The Northern Ireland Executive Office told Derry City and Strabane District council's strategic planning committee that plans for a hotel, office space, café, restaurant and bar all remain on track for the Ebrington site.

An Executive Office spokeswoman told the BBC: "The buildings associated with the proposed distillery will be placed on the market during June 2019."

Image copyright Department of the Environment
Image caption Plans for Ebrington as outlined when the site was granted planning permission in 2016

The distillery was seen as a key component of the regeneration of the former military site and would have been the first whiskey distillery to open in the city for nearly 200 years.

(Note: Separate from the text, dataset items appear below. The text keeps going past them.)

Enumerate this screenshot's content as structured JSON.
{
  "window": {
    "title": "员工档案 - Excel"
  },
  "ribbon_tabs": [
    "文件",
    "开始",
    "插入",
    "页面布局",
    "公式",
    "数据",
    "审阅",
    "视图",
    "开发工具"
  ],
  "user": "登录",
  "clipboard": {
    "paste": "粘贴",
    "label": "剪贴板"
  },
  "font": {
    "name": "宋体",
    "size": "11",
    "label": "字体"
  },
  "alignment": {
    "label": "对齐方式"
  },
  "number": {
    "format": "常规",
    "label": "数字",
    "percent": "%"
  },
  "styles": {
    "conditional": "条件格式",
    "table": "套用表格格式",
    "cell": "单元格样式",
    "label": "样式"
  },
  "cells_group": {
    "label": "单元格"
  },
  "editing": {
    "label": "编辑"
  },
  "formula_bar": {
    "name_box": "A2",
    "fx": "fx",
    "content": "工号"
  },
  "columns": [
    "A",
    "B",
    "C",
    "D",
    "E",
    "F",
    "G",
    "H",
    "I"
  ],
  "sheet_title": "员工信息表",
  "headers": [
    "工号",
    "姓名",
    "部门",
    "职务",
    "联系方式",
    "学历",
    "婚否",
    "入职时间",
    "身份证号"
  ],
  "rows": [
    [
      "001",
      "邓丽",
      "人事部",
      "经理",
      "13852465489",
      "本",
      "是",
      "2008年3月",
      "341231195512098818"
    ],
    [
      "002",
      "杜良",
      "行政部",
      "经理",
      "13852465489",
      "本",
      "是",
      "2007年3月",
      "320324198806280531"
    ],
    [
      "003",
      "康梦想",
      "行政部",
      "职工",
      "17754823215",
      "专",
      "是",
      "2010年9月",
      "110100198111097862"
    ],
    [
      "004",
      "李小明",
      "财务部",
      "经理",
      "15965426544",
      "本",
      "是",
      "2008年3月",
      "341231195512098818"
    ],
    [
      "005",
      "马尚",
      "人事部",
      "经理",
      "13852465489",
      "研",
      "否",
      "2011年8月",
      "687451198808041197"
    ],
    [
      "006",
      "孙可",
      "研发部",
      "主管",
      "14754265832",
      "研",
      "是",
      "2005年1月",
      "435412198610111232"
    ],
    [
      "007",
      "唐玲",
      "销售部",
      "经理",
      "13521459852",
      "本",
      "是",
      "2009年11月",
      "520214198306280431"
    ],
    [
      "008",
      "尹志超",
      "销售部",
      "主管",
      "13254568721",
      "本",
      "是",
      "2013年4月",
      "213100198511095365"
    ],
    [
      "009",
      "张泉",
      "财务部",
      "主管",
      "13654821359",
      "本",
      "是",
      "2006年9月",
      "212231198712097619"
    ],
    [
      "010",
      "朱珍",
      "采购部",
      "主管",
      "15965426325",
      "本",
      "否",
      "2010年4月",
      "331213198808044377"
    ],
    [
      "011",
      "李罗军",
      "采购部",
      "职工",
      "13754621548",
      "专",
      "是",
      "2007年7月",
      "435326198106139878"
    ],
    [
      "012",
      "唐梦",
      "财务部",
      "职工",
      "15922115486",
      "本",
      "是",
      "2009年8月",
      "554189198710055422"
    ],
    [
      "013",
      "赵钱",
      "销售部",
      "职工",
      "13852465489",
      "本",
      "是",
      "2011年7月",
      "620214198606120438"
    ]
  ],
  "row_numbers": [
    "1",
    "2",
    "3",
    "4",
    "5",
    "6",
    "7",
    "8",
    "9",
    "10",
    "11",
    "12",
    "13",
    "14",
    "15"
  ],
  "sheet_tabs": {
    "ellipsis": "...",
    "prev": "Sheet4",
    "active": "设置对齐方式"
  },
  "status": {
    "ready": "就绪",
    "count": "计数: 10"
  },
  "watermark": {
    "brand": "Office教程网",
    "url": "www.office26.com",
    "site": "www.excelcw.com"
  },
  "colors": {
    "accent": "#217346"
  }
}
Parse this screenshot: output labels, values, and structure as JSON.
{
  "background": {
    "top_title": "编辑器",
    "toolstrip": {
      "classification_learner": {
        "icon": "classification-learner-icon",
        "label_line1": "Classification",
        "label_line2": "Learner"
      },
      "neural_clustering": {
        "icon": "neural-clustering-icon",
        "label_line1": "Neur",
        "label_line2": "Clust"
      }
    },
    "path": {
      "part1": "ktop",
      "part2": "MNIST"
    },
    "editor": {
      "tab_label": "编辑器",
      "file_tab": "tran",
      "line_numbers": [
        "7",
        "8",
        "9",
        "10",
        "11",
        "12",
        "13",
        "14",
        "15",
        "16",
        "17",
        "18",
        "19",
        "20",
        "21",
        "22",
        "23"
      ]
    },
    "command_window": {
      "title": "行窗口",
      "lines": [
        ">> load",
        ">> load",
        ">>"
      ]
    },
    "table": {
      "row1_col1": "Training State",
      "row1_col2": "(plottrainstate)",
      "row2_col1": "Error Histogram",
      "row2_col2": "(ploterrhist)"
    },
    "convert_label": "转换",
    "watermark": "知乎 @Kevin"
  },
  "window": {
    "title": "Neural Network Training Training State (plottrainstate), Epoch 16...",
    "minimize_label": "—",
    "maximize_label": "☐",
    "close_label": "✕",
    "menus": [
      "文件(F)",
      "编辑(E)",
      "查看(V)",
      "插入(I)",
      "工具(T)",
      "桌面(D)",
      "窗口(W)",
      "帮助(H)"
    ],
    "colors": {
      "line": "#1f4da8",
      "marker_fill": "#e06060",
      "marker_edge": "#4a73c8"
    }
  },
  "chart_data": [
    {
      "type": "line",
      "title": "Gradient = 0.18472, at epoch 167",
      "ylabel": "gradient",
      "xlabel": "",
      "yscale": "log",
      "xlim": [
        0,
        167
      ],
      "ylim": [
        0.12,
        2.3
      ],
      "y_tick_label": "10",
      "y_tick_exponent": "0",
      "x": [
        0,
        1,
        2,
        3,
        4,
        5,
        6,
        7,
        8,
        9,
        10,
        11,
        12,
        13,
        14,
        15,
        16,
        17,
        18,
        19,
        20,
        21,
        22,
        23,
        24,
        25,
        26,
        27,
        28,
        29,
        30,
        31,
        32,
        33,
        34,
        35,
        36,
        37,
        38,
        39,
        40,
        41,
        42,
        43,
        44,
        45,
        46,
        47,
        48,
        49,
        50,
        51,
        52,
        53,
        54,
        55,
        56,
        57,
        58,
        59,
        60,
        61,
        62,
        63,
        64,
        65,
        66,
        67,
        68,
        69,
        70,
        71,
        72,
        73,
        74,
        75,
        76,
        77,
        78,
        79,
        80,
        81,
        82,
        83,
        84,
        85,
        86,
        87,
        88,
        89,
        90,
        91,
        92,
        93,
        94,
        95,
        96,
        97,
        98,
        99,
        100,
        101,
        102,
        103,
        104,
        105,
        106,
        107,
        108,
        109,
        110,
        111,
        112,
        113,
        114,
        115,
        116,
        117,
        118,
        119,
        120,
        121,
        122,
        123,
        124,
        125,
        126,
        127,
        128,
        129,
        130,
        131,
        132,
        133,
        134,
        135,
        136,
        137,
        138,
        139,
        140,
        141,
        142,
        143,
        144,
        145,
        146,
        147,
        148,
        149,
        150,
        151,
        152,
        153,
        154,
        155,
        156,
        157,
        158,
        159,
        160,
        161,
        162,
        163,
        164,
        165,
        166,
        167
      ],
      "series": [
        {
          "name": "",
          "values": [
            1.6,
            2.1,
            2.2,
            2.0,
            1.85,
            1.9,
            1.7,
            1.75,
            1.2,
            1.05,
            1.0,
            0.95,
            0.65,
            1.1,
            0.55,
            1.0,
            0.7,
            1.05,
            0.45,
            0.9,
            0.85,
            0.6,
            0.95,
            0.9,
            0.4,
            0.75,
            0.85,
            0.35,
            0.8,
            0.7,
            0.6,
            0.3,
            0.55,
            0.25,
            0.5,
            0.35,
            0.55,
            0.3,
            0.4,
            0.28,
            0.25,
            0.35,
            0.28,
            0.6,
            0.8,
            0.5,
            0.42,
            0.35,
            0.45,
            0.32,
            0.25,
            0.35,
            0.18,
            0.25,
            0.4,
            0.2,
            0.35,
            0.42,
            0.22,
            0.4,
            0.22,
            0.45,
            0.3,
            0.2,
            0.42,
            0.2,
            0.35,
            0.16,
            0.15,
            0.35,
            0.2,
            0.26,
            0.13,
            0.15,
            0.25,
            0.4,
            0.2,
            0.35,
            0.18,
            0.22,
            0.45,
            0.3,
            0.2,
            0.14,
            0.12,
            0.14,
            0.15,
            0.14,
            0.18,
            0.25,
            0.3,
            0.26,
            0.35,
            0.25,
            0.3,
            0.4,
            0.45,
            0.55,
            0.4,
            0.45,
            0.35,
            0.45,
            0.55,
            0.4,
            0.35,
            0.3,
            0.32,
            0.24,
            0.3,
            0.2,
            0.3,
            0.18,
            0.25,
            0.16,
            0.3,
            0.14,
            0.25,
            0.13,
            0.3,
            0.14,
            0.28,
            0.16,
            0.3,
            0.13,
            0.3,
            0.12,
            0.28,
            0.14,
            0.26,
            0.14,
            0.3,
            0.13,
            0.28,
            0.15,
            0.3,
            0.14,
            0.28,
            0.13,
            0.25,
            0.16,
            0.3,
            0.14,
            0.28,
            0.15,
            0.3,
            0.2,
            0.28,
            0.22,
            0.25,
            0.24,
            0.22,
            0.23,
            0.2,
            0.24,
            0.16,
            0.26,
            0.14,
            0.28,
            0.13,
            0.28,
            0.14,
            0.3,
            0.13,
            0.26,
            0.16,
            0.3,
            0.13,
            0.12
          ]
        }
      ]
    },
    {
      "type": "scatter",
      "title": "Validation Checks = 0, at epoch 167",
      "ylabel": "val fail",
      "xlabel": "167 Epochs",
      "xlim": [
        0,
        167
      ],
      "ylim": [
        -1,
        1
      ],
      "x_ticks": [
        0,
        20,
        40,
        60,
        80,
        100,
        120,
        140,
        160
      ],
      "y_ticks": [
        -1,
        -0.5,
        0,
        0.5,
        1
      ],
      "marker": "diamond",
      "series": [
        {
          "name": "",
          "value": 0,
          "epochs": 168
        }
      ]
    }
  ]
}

Work had been under way on the Quiet Man distillery at Ebrington since 2017, but in November 2018 the company behind the project, Niche Drinks, confirmed it would not proceed.

Sinn Féin MP Elisha McCallion said work to find a replacement company to take on the project had now fallen through.

"We now need now to ensure, as this building goes back on the market, that a new tenant can be found that will deliver a top-class facility in this site," she said.

Image copyright Martin McKeown
Image caption Many of the buildings at the former army barracks have listed status

Ebrington is the largest regeneration site in Derry.

A former naval base that opened in 1841, it was known as HMS Sea Eagle during World War Two and was an important part of the North Atlantic Command.

The 29-acre site continued to operate as a military barracks until 2003.